Moldable glue company Sugru, set up by Irish woman Jane Ní Dhulchaointigh, has raised $2.6 million (€2.4 million) in a successful crowdfunding campaign.

The UK-based firm announced in March that it was aiming to raise at least £1.5 million from the public in an equity crowdfunding drive.

The money, raised through online investing platform Crowdcube, will be used to support the company’s expansion overseas, as well as for new product innovation.

The £2 million raise again shows investor appetite to pile into Sugru, which makes a mouldable glue that sticks permanently to materials like ceramic, glass and metal.
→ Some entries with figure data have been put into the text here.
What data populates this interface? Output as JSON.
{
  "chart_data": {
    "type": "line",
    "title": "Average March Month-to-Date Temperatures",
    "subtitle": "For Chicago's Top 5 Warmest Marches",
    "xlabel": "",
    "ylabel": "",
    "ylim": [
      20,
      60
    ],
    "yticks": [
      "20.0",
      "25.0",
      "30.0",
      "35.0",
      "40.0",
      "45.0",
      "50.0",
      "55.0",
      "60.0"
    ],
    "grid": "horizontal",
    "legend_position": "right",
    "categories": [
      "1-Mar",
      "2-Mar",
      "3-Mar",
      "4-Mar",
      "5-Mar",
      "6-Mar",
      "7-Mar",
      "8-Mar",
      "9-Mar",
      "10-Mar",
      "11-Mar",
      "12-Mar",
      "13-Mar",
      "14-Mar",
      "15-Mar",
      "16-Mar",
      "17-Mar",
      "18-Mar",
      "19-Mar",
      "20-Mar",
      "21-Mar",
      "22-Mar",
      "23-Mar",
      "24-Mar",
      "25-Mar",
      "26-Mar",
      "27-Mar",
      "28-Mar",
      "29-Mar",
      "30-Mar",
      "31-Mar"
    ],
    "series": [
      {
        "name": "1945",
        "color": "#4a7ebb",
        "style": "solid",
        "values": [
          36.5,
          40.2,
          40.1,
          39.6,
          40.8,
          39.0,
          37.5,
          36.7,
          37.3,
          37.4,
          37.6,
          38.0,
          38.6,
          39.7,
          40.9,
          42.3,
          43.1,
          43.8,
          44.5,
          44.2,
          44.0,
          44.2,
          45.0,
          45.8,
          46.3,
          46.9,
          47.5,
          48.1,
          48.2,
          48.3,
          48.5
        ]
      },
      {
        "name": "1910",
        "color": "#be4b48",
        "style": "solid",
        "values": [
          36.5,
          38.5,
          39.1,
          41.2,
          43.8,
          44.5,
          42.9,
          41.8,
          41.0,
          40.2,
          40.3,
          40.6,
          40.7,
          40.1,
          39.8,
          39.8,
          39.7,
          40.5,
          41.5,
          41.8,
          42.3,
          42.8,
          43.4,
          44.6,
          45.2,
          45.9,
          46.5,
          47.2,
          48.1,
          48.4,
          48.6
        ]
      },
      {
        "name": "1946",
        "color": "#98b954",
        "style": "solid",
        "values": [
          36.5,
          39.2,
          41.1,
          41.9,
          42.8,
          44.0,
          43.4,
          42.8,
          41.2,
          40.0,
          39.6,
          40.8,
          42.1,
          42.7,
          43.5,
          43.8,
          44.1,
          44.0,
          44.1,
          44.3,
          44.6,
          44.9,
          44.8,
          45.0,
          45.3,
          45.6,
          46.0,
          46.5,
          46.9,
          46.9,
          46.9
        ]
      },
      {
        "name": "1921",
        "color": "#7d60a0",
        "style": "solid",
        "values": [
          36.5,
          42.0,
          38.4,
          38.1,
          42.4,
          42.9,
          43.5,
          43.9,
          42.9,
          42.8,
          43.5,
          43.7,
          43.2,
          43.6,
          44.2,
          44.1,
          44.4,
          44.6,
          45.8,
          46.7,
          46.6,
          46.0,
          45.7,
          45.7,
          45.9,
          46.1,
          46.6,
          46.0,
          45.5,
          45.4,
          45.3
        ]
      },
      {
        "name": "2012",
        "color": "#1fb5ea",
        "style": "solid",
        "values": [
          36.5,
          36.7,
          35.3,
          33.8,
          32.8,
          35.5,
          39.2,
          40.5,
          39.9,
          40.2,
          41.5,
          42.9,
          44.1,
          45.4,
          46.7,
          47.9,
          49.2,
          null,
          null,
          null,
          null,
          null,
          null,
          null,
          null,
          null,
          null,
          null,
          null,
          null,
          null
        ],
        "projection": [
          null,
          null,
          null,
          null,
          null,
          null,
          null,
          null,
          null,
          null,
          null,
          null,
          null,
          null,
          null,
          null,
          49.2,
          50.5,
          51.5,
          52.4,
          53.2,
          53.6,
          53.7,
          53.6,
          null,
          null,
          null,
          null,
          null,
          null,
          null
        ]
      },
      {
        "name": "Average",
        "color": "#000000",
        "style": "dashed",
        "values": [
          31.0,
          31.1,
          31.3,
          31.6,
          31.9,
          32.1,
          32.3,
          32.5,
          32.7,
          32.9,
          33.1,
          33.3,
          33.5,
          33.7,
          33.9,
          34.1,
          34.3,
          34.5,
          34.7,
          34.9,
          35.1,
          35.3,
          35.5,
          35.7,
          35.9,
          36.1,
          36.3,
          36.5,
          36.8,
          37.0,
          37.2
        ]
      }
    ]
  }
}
It is the second time that the company has been oversubscribed for a Crowdcube funding round, with the latest capital-raising push valuing the firm at £35 million (€41 million) based on the 5.7% equity sold.



In 2015, Sugru used the platform to raise over £3.5 million (€5 million at that time) from investors.

It raised more than three times its planned investment in the campaign and smashed existing equity funding records for the platform.

Sugru inventor and CEO, Kilkenny woman Jane ni Dhulchaointigh, said that she was delighted with the new equity raise.

“We’re thrilled and excited to have so many new investors on board for the next phase of growth,” she said.

“The team has worked incredibly hard to make this a success, which is no mean feat considering the level of work currently going into our global retail expansion and launch plans for the new formulation.”



Sugru’s product is waterproof when cured and works at temperatures from well below freezing to above boiling point and can be used as a sealant, as an adhesive or for rubberised grip.


Launched in 2009, it was named among Time magazine’s top 50 inventions in 2010.

Ní Dhulchaointigh previously said that her idea to create a a sort of “space-age Play-Doh” – something which was easy to use and could fix almost anything.

Investor information published by Sugru as part of its most recent campaign showed that it made an operating loss of £2 million in 2015, up from about £1.1 million the year before.

It is predicted that the firm will become profitable in 2018 and that it will record a profit of almost £4 million in 2019.

The company recently doubled its manufacturing space in London, where it employs 70 people.

It recently debuted in France and South Africa, and the company now plans to launch this year in Canada, Australia and New Zealand “whilst extending its reach in Europe”.